Por caricato que possa parecer, apesar de uma série de investimentos em hospitais de "luxo", eles recorrem, volta e meia, aos hospitais da antiga metrópole colonial, à mínima dor de cabeça ou em busca de outro tipo tratamento médico para a cura das suas doenças, mesmo as de menor complexidade médica.

É também na ex-metrópole colonial onde eles têm os filhos a estudar nos melhores colégios e universidades daquele país europeu e projectam o futuro das suas proles. 50 anos depois da proclamação da Independência Nacional, os nossos autopatriotas, que fizeram as suas fortunas em Angola, à custa do saque e da pilhagem dos recursos financeiros, esmeram-se por obter a nacionalidade portuguesa, num país onde possuem sumptuosas vivendas e contas gordas depositadas em bancos locais.

Neste meio século de Independência, os angolanos, sobretudos os governantes e políticos, deveriam fazer uma pausa, reflectir em torno das sábias palavras proferidas pelo cardeal congolês Fridolin Ambongo Besungu, arcebispo de Kinshasa, por ocasião dos 60 anos da Independência do Congo.

Com as devidas distâncias e contextos, a situação por ele descrita tem paralelo em Angola, assim como noutras geografias africanas, no período do pós-independência.

O prelado católico congolês revelou algumas verdades incómodas que muitos políticos e governantes africanos não gostam de ouvir ou reagem com nervosismo quando são confrontados com a nossa triste realidade.

Segundo o cardeal Fridolin Ambongo Besungu, "as pessoas [elite política/governativa] tentaram ganhar o poder não para servir aos outros que estavam sob a sua responsabilidade, mas para ter os privilégios dos brancos".

"Para muitos, independência significava não só o fim do trabalho forçado, mas também o fim de todo o trabalho duro". "Os congoleses ocuparam, de facto, os lugares brancos, mas, como não entendiam nada do que os brancos faziam quando ocupavam este ou aquele lugar, já que não entendiam o exercício da autoridade ou o exercício dos cargos, qualquer tarefa política, sócio-económica ou administrativa era vista como a oportunidade de desfrutar de benefícios dos brancos".

"Ao observar rapidamente os 60 anos que se passaram, vemos que este grande sonho do povo congolês se despedaçou progressivamente por causa de uma série de factos e eventos.

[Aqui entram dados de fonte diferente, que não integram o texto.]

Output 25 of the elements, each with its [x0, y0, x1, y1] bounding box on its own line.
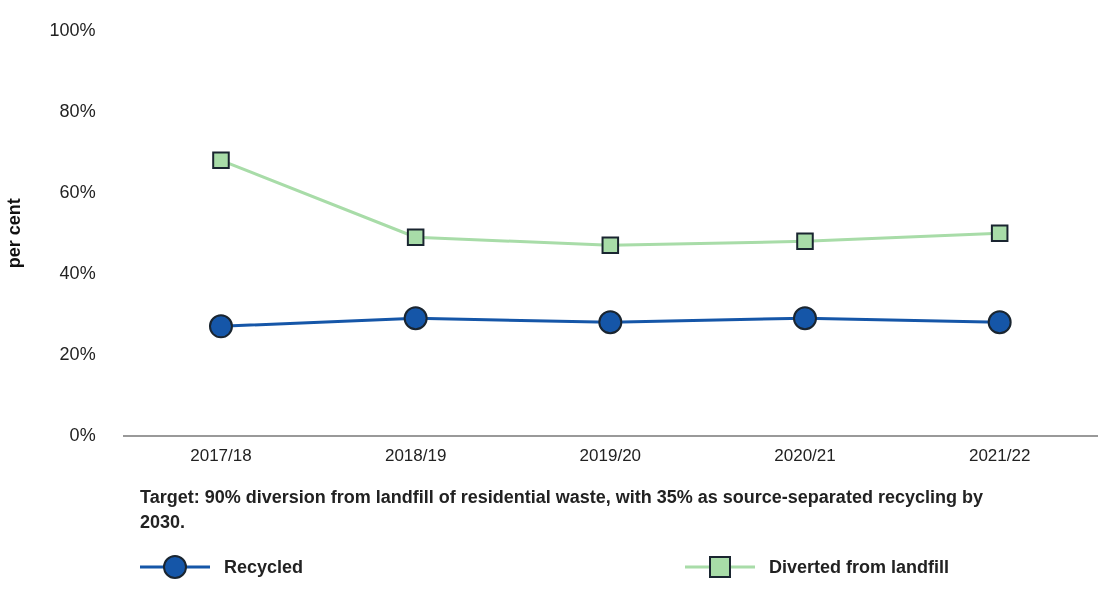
legend-label: Diverted from landfill	[769, 556, 950, 578]
x-tick-label: 2019/20	[579, 446, 642, 466]
point	[208, 314, 233, 339]
point	[796, 232, 814, 251]
x-tick-label: 2017/18	[190, 446, 252, 466]
y-tick-label: 0%	[69, 424, 96, 445]
point	[987, 310, 1012, 335]
x-tick-label: 2021/22	[968, 446, 1031, 466]
y-tick-label: 20%	[59, 343, 96, 364]
text: Target: 90% diversion from landfill of residential waste, with 35% as source-separated recycling by 2030.	[140, 486, 984, 534]
y-tick-label: 100%	[49, 19, 96, 40]
point	[212, 151, 230, 170]
point	[406, 228, 425, 247]
point	[601, 236, 620, 255]
x-tick-label: 2018/19	[384, 446, 447, 466]
y-axis-title: per cent	[3, 198, 24, 269]
point	[403, 306, 428, 331]
y-tick-label: 40%	[59, 262, 96, 283]
y-tick-label: 60%	[59, 181, 96, 202]
point	[990, 224, 1009, 242]
legend-label: Recycled	[224, 556, 304, 578]
y-tick-label: 80%	[59, 100, 96, 121]
x-tick-label: 2020/21	[774, 446, 836, 466]
point	[598, 310, 623, 335]
point	[792, 306, 817, 331]
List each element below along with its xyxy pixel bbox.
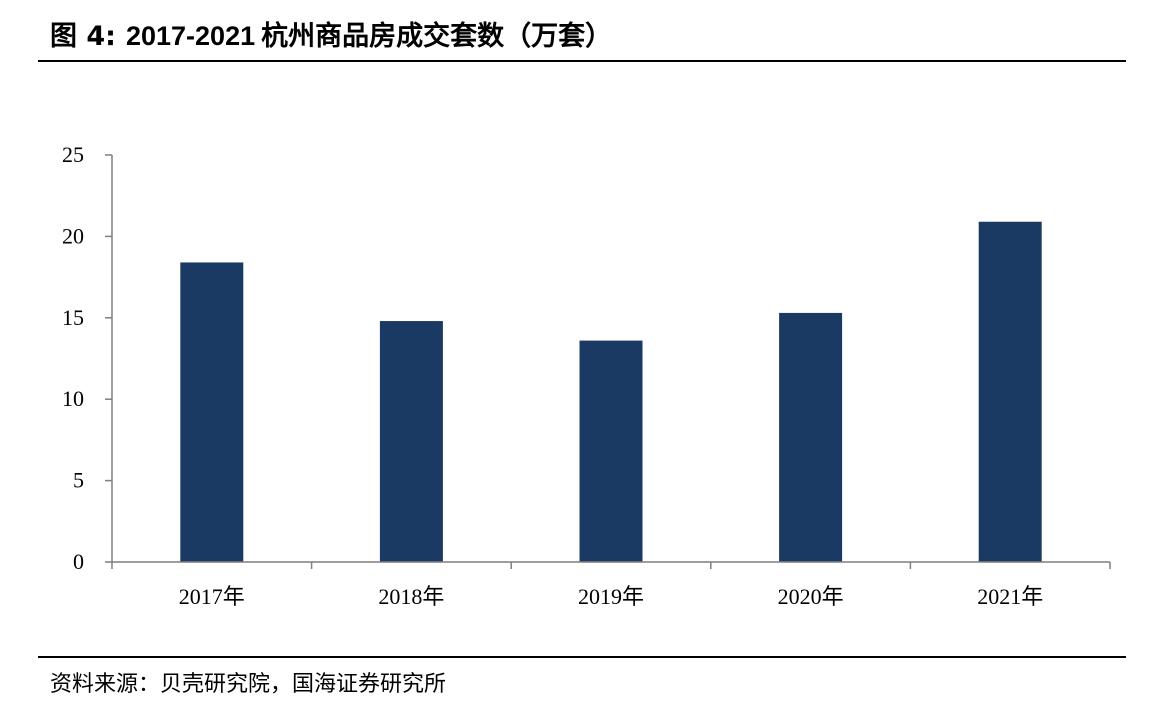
- x-tick-label: 2020年: [778, 584, 844, 609]
- bar-2018年: [379, 321, 443, 562]
- y-tick-label: 10: [62, 386, 84, 411]
- top-rule: [38, 60, 1126, 62]
- y-tick-label: 0: [73, 549, 84, 574]
- bottom-rule: [38, 656, 1126, 658]
- figure-title: 图 4: 2017-2021 杭州商品房成交套数（万套）: [50, 14, 612, 53]
- y-tick-label: 25: [62, 142, 84, 167]
- bar-2020年: [779, 312, 843, 562]
- bar-2017年: [180, 262, 244, 562]
- y-tick-label: 20: [62, 223, 84, 248]
- y-tick-label: 5: [73, 468, 84, 493]
- y-tick-label: 15: [62, 305, 84, 330]
- x-tick-label: 2019年: [578, 584, 644, 609]
- x-tick-label: 2021年: [977, 584, 1043, 609]
- bar-2021年: [978, 221, 1042, 563]
- title-range: 2017-2021: [125, 21, 256, 51]
- x-tick-label: 2017年: [179, 584, 245, 609]
- x-tick-label: 2018年: [378, 584, 444, 609]
- bar-2019年: [579, 340, 643, 562]
- title-text: 杭州商品房成交套数（万套）: [261, 21, 613, 52]
- figure-label: 图 4:: [50, 21, 116, 52]
- source-note: 资料来源：贝壳研究院，国海证券研究所: [50, 672, 447, 697]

Como podemos aceitar que, 60 anos depois da independência, o povo congolês continue empobrecendo ao ponto de estar entre os mais pobres da terra hoje? Temos que reconhecer, queridos irmãos e irmãs, que, após 60 anos de independência, fracassamos vergonhosamente. Não conseguimos fazer do Congo um país mais bonito do que antes", disse, em jeito de conclusão.

O realismo e a frontalidade com que o cardeal congolês abordou o assunto pode levar-nos à triste conclusão de que há povos africanos que viviam mal com a colonização europeia, passando hoje a viver pior com as suas (in)dependências.

Daí a inevitável pergunta: fez sentido Angola gastar largos milhões de dólares com os festejos da independência, convidar 70 Chefes de Estado ou do Governo, "torrar" uma fortuna com um jogo de futebol de apenas 90 minutos, quando 11 milhões de angolanos vivem na mais extrema pobreza, 5 milhões de crianças estão fora do sistema do ensino e há milhares de pessoas que comem diariamente nos contentores de lixo? Luxos na miséria? Mania das grandezas?